Artikel veröffentlicht am 23.02.2013 | 927 mal gelesen

Nachdem sich MAHOGANY RUSH im Jahre 1970 gegründet hatten, wurde schnell klar, wer in der Band des Zepter in den Händen hielt und die Aufmerksamkeit des Publikums auf sich zog: FRANK MARINO, der sich mit seinem an JIMI HENDRIX und Santana orientiertem Gitarrenstil auf der Bühne schnell einen Namen machen konnte. Bis heute gilt Marino als herausragender Gitarrist und dennoch erlangte er außerhalb seiner Heimat Kanada nie große Bekanntheit und erntete nie den Erfolg, den er wohl verdient hätte.
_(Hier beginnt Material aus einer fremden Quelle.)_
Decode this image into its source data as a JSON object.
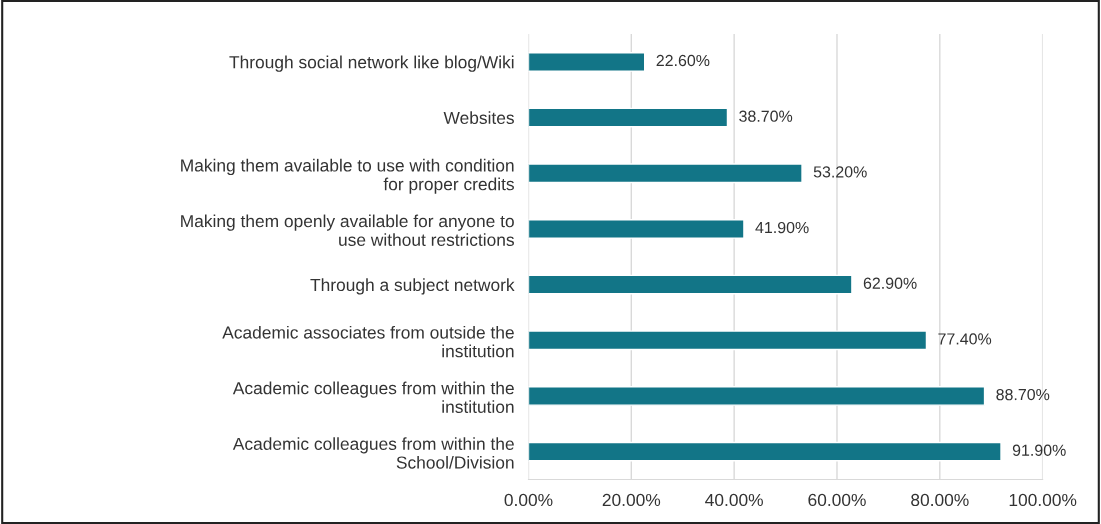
{
  "chart_data": {
    "type": "bar",
    "orientation": "horizontal",
    "categories": [
      "Through social network like blog/Wiki",
      "Websites",
      "Making them available to use with condition\nfor proper credits",
      "Making them openly available for anyone to\nuse without restrictions",
      "Through a subject network",
      "Academic associates from outside the\ninstitution",
      "Academic colleagues from within the\ninstitution",
      "Academic colleagues from within the\nSchool/Division"
    ],
    "values": [
      22.6,
      38.7,
      53.2,
      41.9,
      62.9,
      77.4,
      88.7,
      91.9
    ],
    "value_labels": [
      "22.60%",
      "38.70%",
      "53.20%",
      "41.90%",
      "62.90%",
      "77.40%",
      "88.70%",
      "91.90%"
    ],
    "color": "#127587",
    "xlim": [
      0,
      100
    ],
    "xticks": [
      {
        "value": 0,
        "label": "0.00%"
      },
      {
        "value": 20,
        "label": "20.00%"
      },
      {
        "value": 40,
        "label": "40.00%"
      },
      {
        "value": 60,
        "label": "60.00%"
      },
      {
        "value": 80,
        "label": "80.00%"
      },
      {
        "value": 100,
        "label": "100.00%"
      }
    ],
    "grid": "x"
  }
}
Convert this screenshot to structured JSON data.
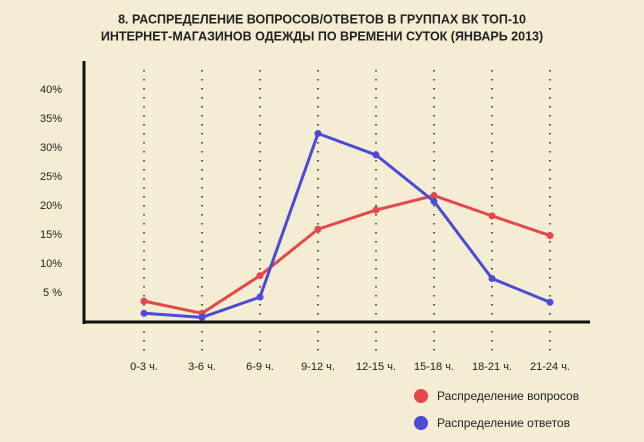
{
  "chart_data": {
    "type": "line",
    "title": [
      "8. РАСПРЕДЕЛЕНИЕ ВОПРОСОВ/ОТВЕТОВ В ГРУППАХ ВК ТОП-10",
      "ИНТЕРНЕТ-МАГАЗИНОВ ОДЕЖДЫ ПО ВРЕМЕНИ СУТОК (ЯНВАРЬ 2013)"
    ],
    "categories": [
      "0-3 ч.",
      "3-6 ч.",
      "6-9 ч.",
      "9-12 ч.",
      "12-15 ч.",
      "15-18 ч.",
      "18-21 ч.",
      "21-24 ч."
    ],
    "series": [
      {
        "name": "Распределение вопросов",
        "color": "#e5474b",
        "values": [
          3.6,
          1.5,
          8,
          16,
          19.3,
          21.8,
          18.3,
          14.9
        ]
      },
      {
        "name": "Распределение ответов",
        "color": "#4b4bd8",
        "values": [
          1.5,
          0.8,
          4.3,
          32.5,
          28.8,
          20.8,
          7.5,
          3.4
        ]
      }
    ],
    "ylim": [
      0,
      45
    ],
    "yticks": [
      {
        "value": 5,
        "label": "5  %"
      },
      {
        "value": 10,
        "label": "10%"
      },
      {
        "value": 15,
        "label": "15%"
      },
      {
        "value": 20,
        "label": "20%"
      },
      {
        "value": 25,
        "label": "25%"
      },
      {
        "value": 30,
        "label": "30%"
      },
      {
        "value": 35,
        "label": "35%"
      },
      {
        "value": 40,
        "label": "40%"
      }
    ]
  }
}
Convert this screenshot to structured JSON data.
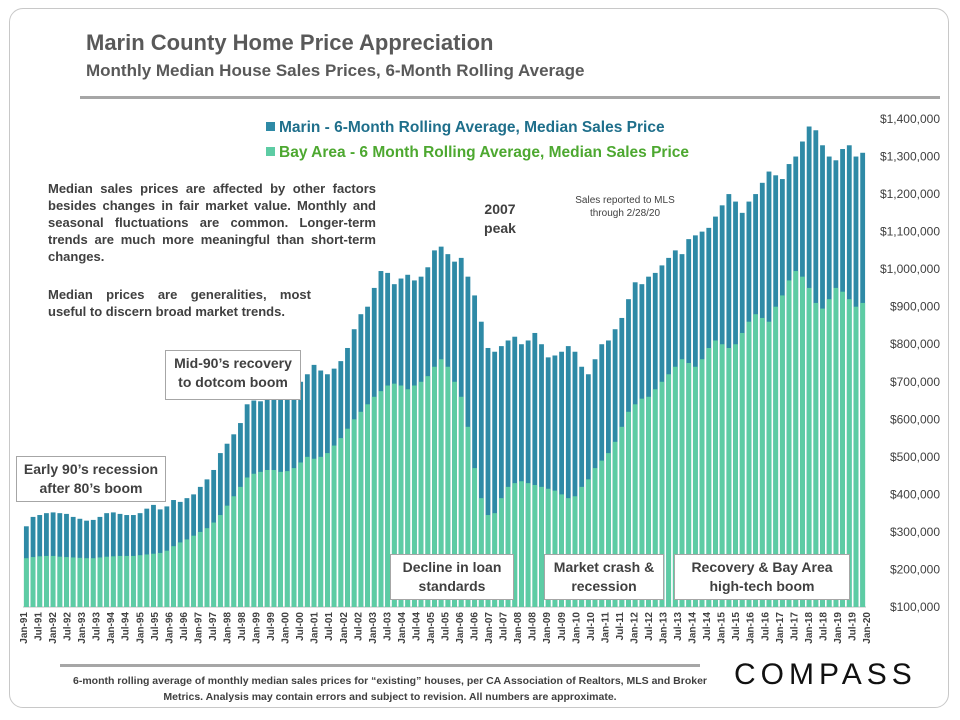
{
  "header": {
    "title": "Marin County Home Price Appreciation",
    "subtitle": "Monthly Median House Sales Prices, 6-Month Rolling Average"
  },
  "notes": {
    "note1": "Median sales prices are affected by other factors besides changes in fair market value. Monthly and seasonal fluctuations are common. Longer-term trends are much more meaningful than short-term changes.",
    "note2": "Median prices are generalities, most useful to discern broad market trends.",
    "mls": "Sales reported to MLS through 2/28/20"
  },
  "callouts": {
    "early90s": "Early 90’s recession after 80’s boom",
    "mid90s": "Mid-90’s recovery to dotcom boom",
    "peak2007": "2007 peak",
    "loan": "Decline in loan standards",
    "crash": "Market crash & recession",
    "recovery": "Recovery & Bay Area high-tech boom"
  },
  "footer": {
    "text": "6-month rolling average of monthly median sales prices for “existing” houses, per CA Association of Realtors, MLS and Broker Metrics. Analysis may contain errors and subject to revision. All numbers are approximate.",
    "logo": "COMPASS"
  },
  "colors": {
    "marin": "#2e8aa6",
    "bay_area": "#5dcca4",
    "marin_text": "#1f6f8b",
    "bay_text": "#4da830"
  },
  "chart_data": {
    "type": "bar",
    "title": "Marin County Home Price Appreciation",
    "subtitle": "Monthly Median House Sales Prices, 6-Month Rolling Average",
    "ylim": [
      100000,
      1400000
    ],
    "y_ticks": [
      "$100,000",
      "$200,000",
      "$300,000",
      "$400,000",
      "$500,000",
      "$600,000",
      "$700,000",
      "$800,000",
      "$900,000",
      "$1,000,000",
      "$1,100,000",
      "$1,200,000",
      "$1,300,000",
      "$1,400,000"
    ],
    "x_tick_labels": [
      "Jan-91",
      "Jul-91",
      "Jan-92",
      "Jul-92",
      "Jan-93",
      "Jul-93",
      "Jan-94",
      "Jul-94",
      "Jan-95",
      "Jul-95",
      "Jan-96",
      "Jul-96",
      "Jan-97",
      "Jul-97",
      "Jan-98",
      "Jul-98",
      "Jan-99",
      "Jul-99",
      "Jan-00",
      "Jul-00",
      "Jan-01",
      "Jul-01",
      "Jan-02",
      "Jul-02",
      "Jan-03",
      "Jul-03",
      "Jan-04",
      "Jul-04",
      "Jan-05",
      "Jul-05",
      "Jan-06",
      "Jul-06",
      "Jan-07",
      "Jul-07",
      "Jan-08",
      "Jul-08",
      "Jan-09",
      "Jul-09",
      "Jan-10",
      "Jul-10",
      "Jan-11",
      "Jul-11",
      "Jan-12",
      "Jul-12",
      "Jan-13",
      "Jul-13",
      "Jan-14",
      "Jul-14",
      "Jan-15",
      "Jul-15",
      "Jan-16",
      "Jul-16",
      "Jan-17",
      "Jul-17",
      "Jan-18",
      "Jul-18",
      "Jan-19",
      "Jul-19",
      "Jan-20"
    ],
    "legend": [
      "Marin - 6-Month Rolling Average, Median Sales Price",
      "Bay Area - 6 Month Rolling Average, Median Sales Price"
    ],
    "grid": false,
    "series": [
      {
        "name": "Marin - 6-Month Rolling Average, Median Sales Price",
        "values": [
          315000,
          340000,
          345000,
          350000,
          352000,
          350000,
          348000,
          340000,
          335000,
          330000,
          332000,
          340000,
          350000,
          352000,
          348000,
          345000,
          345000,
          350000,
          362000,
          372000,
          360000,
          368000,
          385000,
          380000,
          390000,
          400000,
          420000,
          440000,
          465000,
          510000,
          535000,
          560000,
          590000,
          640000,
          650000,
          648000,
          660000,
          680000,
          690000,
          680000,
          670000,
          700000,
          720000,
          745000,
          730000,
          720000,
          735000,
          755000,
          790000,
          840000,
          880000,
          900000,
          950000,
          995000,
          990000,
          960000,
          975000,
          985000,
          970000,
          980000,
          1005000,
          1050000,
          1060000,
          1040000,
          1020000,
          1030000,
          980000,
          930000,
          860000,
          790000,
          780000,
          795000,
          810000,
          820000,
          800000,
          810000,
          830000,
          800000,
          765000,
          770000,
          780000,
          795000,
          780000,
          740000,
          720000,
          760000,
          800000,
          810000,
          840000,
          870000,
          920000,
          965000,
          960000,
          980000,
          990000,
          1010000,
          1030000,
          1050000,
          1040000,
          1080000,
          1090000,
          1100000,
          1110000,
          1140000,
          1170000,
          1200000,
          1180000,
          1150000,
          1180000,
          1200000,
          1230000,
          1260000,
          1250000,
          1240000,
          1280000,
          1300000,
          1340000,
          1380000,
          1370000,
          1330000,
          1300000,
          1290000,
          1320000,
          1330000,
          1300000,
          1310000
        ]
      },
      {
        "name": "Bay Area - 6 Month Rolling Average, Median Sales Price",
        "values": [
          230000,
          233000,
          235000,
          236000,
          236000,
          234000,
          233000,
          232000,
          231000,
          230000,
          230000,
          232000,
          234000,
          235000,
          236000,
          236000,
          236000,
          238000,
          240000,
          242000,
          244000,
          250000,
          262000,
          272000,
          280000,
          290000,
          300000,
          310000,
          325000,
          345000,
          370000,
          395000,
          420000,
          445000,
          455000,
          460000,
          465000,
          465000,
          460000,
          462000,
          470000,
          485000,
          500000,
          495000,
          500000,
          510000,
          530000,
          550000,
          575000,
          600000,
          620000,
          640000,
          660000,
          675000,
          690000,
          695000,
          690000,
          680000,
          690000,
          700000,
          715000,
          740000,
          760000,
          740000,
          700000,
          660000,
          580000,
          470000,
          390000,
          345000,
          350000,
          390000,
          420000,
          430000,
          435000,
          430000,
          425000,
          420000,
          415000,
          410000,
          400000,
          390000,
          395000,
          420000,
          440000,
          470000,
          490000,
          510000,
          540000,
          580000,
          620000,
          640000,
          655000,
          660000,
          680000,
          700000,
          720000,
          740000,
          760000,
          750000,
          740000,
          760000,
          790000,
          810000,
          800000,
          790000,
          800000,
          830000,
          860000,
          880000,
          870000,
          860000,
          900000,
          930000,
          970000,
          995000,
          980000,
          950000,
          910000,
          895000,
          920000,
          950000,
          940000,
          920000,
          900000,
          910000
        ]
      }
    ]
  }
}
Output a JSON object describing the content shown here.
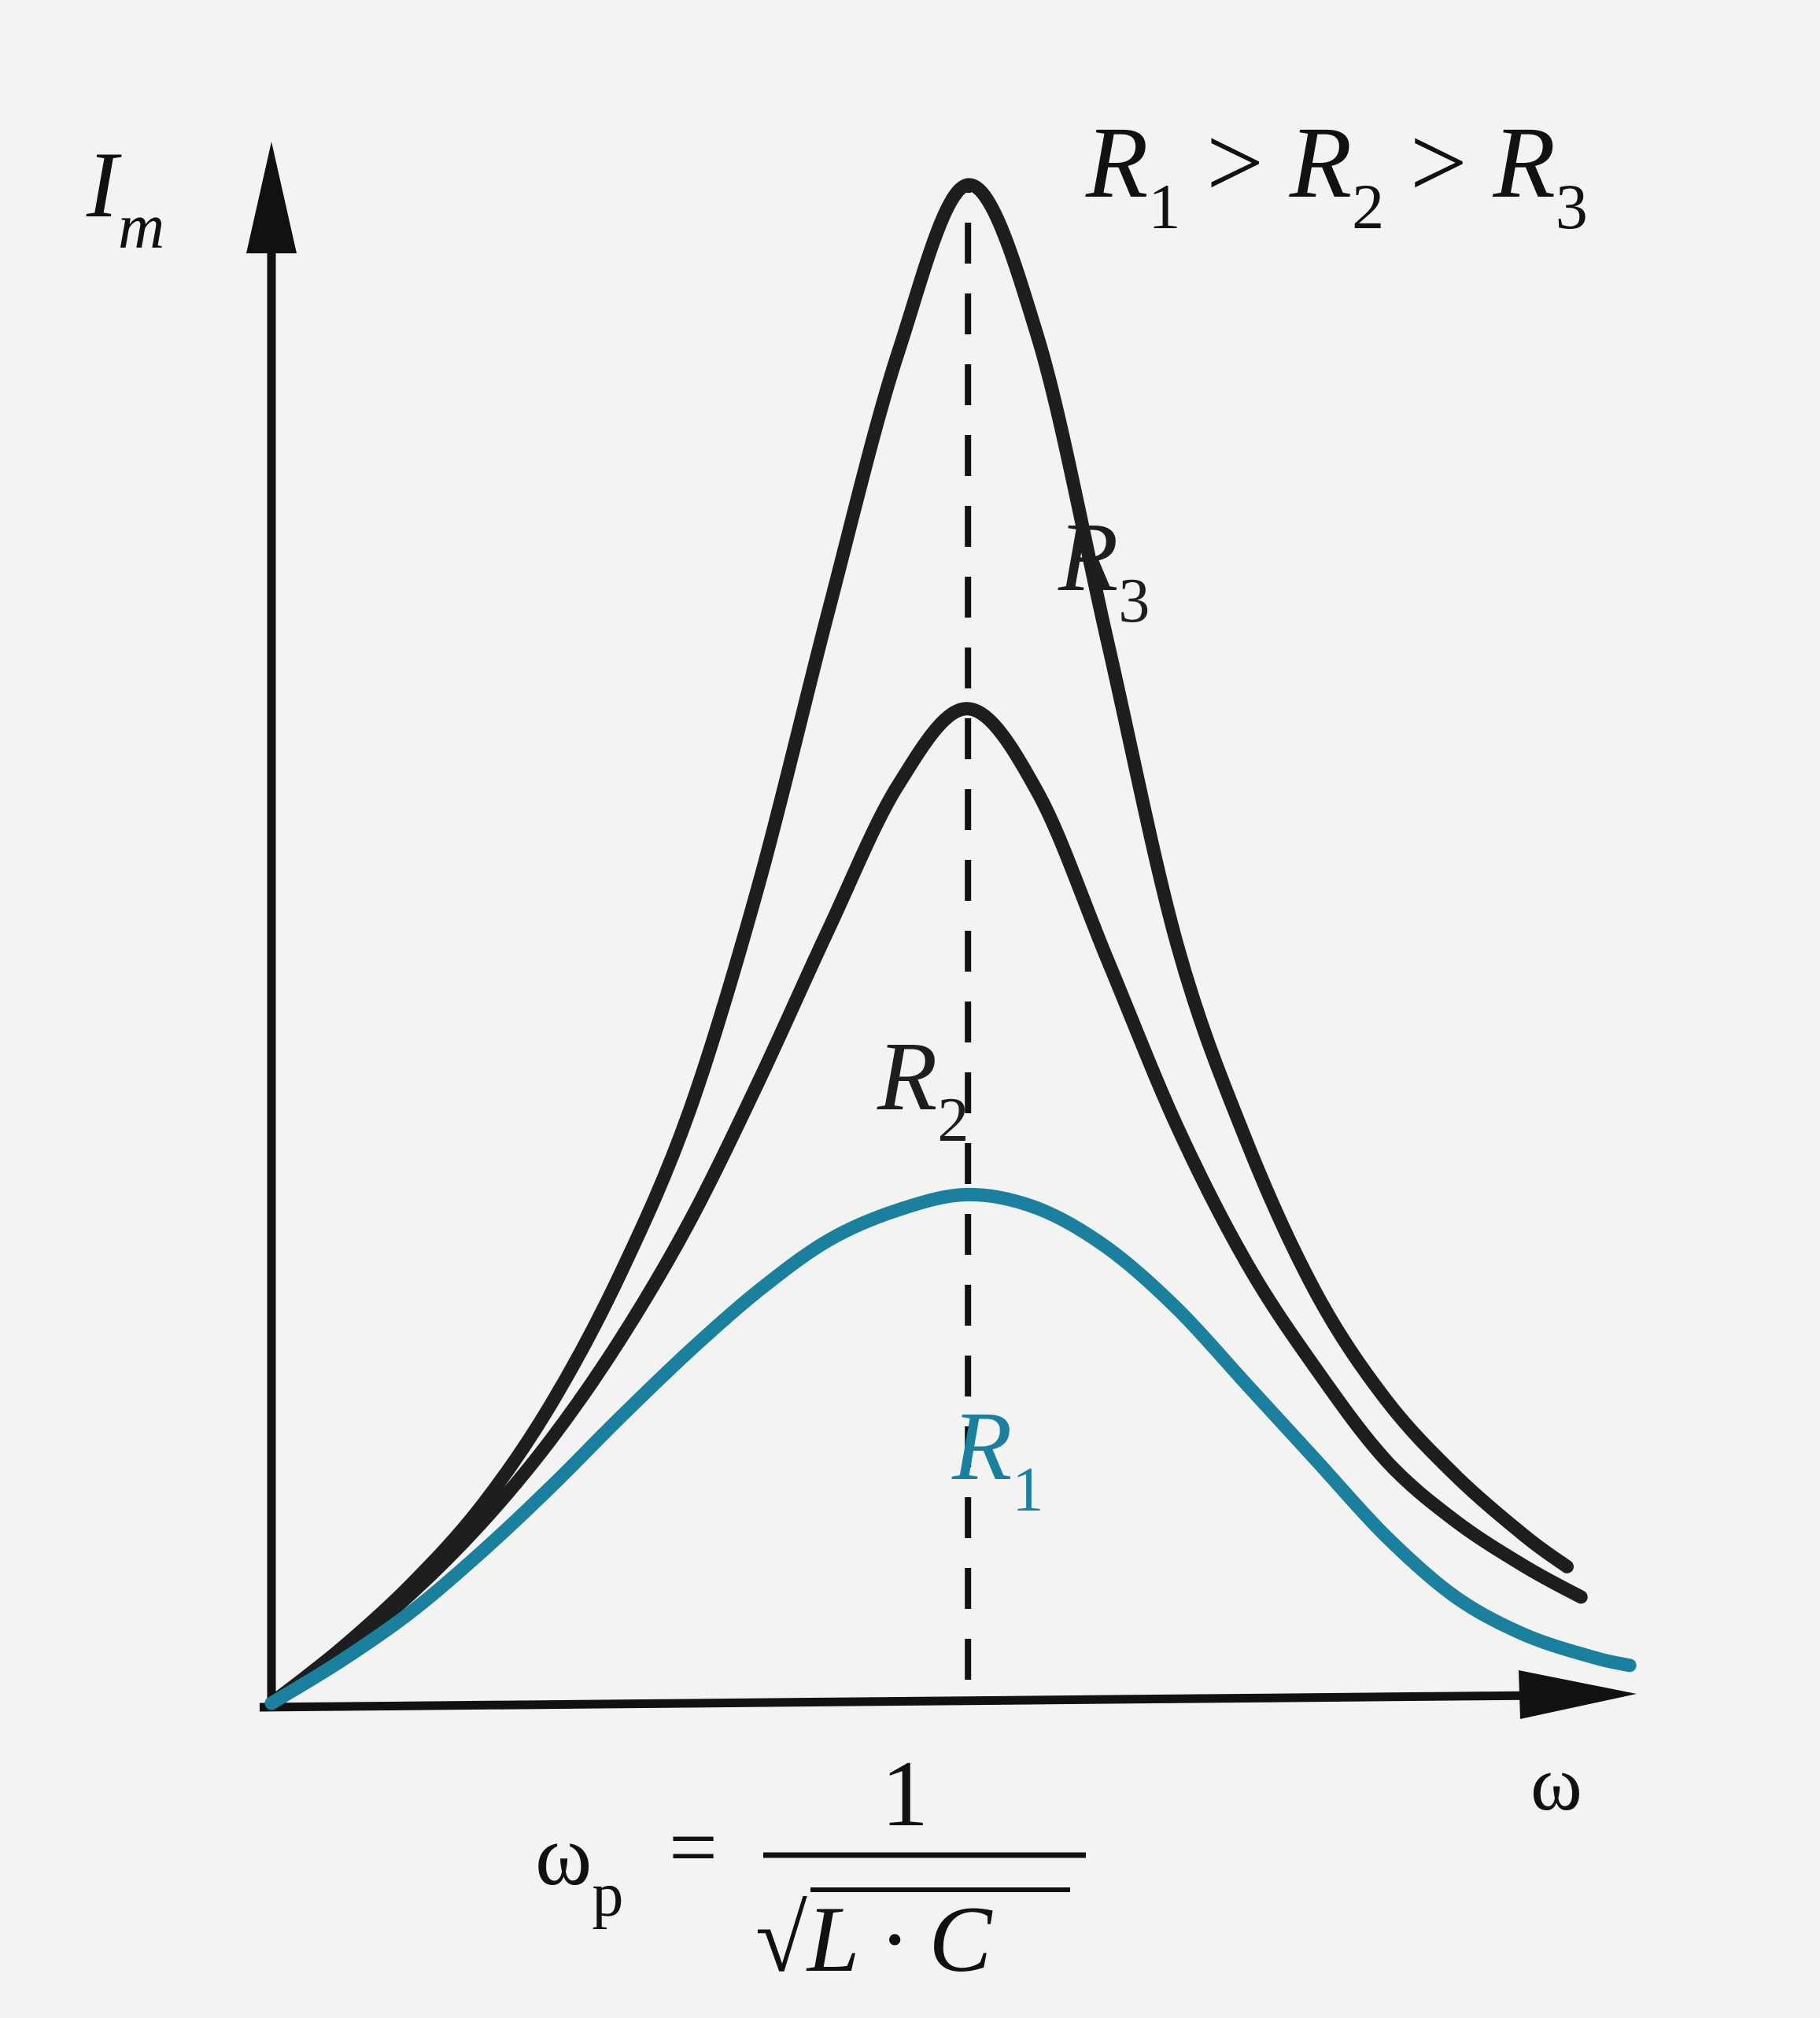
{
  "chart_data": {
    "type": "line",
    "title": "",
    "xlabel": "ω",
    "ylabel_main": "I",
    "ylabel_sub": "m",
    "xlim": [
      0,
      1.96
    ],
    "ylim": [
      0,
      1.0
    ],
    "relation": {
      "r1": "R",
      "s1": "1",
      "gt1": " > ",
      "r2": "R",
      "s2": "2",
      "gt2": " > ",
      "r3": "R",
      "s3": "3"
    },
    "resonance": {
      "x": 1.0,
      "omega": "ω",
      "omega_sub": "p",
      "eq": "=",
      "numerator": "1",
      "radical": "√",
      "denominator": "L · C"
    },
    "colors": {
      "R1": "#1b7f9e",
      "R2": "#1e1e1e",
      "R3": "#1e1e1e"
    },
    "series": [
      {
        "name": "R",
        "sub": "3",
        "color": "#1e1e1e",
        "x": [
          0,
          0.1,
          0.2,
          0.3,
          0.4,
          0.5,
          0.6,
          0.7,
          0.8,
          0.9,
          1.0,
          1.1,
          1.2,
          1.3,
          1.4,
          1.5,
          1.6,
          1.7,
          1.8,
          1.86
        ],
        "values": [
          0.0,
          0.036,
          0.078,
          0.129,
          0.196,
          0.282,
          0.39,
          0.54,
          0.72,
          0.89,
          1.0,
          0.9,
          0.7,
          0.5,
          0.37,
          0.27,
          0.2,
          0.15,
          0.11,
          0.09
        ]
      },
      {
        "name": "R",
        "sub": "2",
        "color": "#1e1e1e",
        "x": [
          0,
          0.1,
          0.2,
          0.3,
          0.4,
          0.5,
          0.6,
          0.7,
          0.8,
          0.9,
          1.0,
          1.1,
          1.2,
          1.3,
          1.4,
          1.5,
          1.6,
          1.7,
          1.8,
          1.88
        ],
        "values": [
          0.0,
          0.034,
          0.072,
          0.118,
          0.173,
          0.239,
          0.317,
          0.41,
          0.51,
          0.605,
          0.655,
          0.6,
          0.49,
          0.38,
          0.29,
          0.22,
          0.16,
          0.12,
          0.09,
          0.07
        ]
      },
      {
        "name": "R",
        "sub": "1",
        "color": "#1b7f9e",
        "x": [
          0,
          0.1,
          0.2,
          0.3,
          0.4,
          0.5,
          0.6,
          0.7,
          0.8,
          0.9,
          1.0,
          1.1,
          1.2,
          1.3,
          1.4,
          1.5,
          1.6,
          1.7,
          1.8,
          1.9,
          1.95
        ],
        "values": [
          0.0,
          0.028,
          0.06,
          0.099,
          0.142,
          0.188,
          0.232,
          0.272,
          0.305,
          0.325,
          0.335,
          0.326,
          0.3,
          0.26,
          0.21,
          0.16,
          0.11,
          0.07,
          0.045,
          0.03,
          0.025
        ]
      }
    ]
  }
}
Woran das liegt? Schwer zu sagen, aber ich wage die Hypothese, dass seine Band MAHOGANY RUSH ihm keinesfalls als Karriere-Sprungbrett dienen konnte. So muss ich gestehen, dass mich “Full Circle”, das Album der Band aus dem Jahre 1987, das MIG Music nun neu aufgelegt haben, nur mäßig überzeugt und auch ein noch so genialer Musiker kann ohne gutes Songmaterial, in dem seine Fähigkeiten aufgehen können, nicht von der breiten Masse entdeckt werden.
Geboten wird auf “Full Circle” keinesfalls schlechter, aber doch recht gesichtsloser Rock bis Hard Rock mit leichtem Pop-Appeal, der leider durchschnittlicher kaum sein könnte. Die netten, aber eher seichten, unspektakulären Riffs rauschen größtenteils am Hörer vorbei und hinterlassen wenig Eindruck und Hit-Potenzial hat eigentlich keine der Kompositionen. Der leicht raue, weiche Gesang ist zwar gefühlvoll, jedoch zumeist gleichförmig und vermag es nicht, auf einer ganzen Albumlänge wirklich Akzente zu setzen. Wirklich schön und gelungen sind hingegen die begleitenden Piano-Melodien und zarten Synthie-Einsprengsel, die dem Album eine verträumte und schwärmerische Note verleihen und den ein oder anderen Song regelrecht sphärisch wirken lassen. Auch Frank Marino selbst kann mit seinen hin und wieder eingeflochtenen Gitarrenmelodien und -soli natürlich einige Punkte einfahren, agiert jedoch eher im Hintergrund. Dies ist einerseits zwar sympathisch, weil die Fertigkeiten eines einzelnen Musikers nicht vor das Schaffen der Band gedrängt werden, sondern die Musiker als Einheit zu agieren versuchen, hat die Karriere von Maroni selbst jedoch keinesfalls vorangetrieben.

Sehr vertraut bin ich mit den übrigen Alben der Kombo zwar nicht, doch nach dem Genuss von “Full Circle” wundert es mich wenig, dass Marino in seiner Band nicht die geeignete Plattform gefunden hat, um sich und sein Können weltweit bekannt zu machen. Zwar ist die Platte keinesfalls schlecht und auch die anderen Musiker wissen, mit ihren Instrumenten umzugehen, aber für den internationalen Erfolg reicht das nun mal bei weitem nicht aus. Aus diesem Grunde ist auch das Re-Release von “Full Circle” keinesfalls ein Pflichtkauf.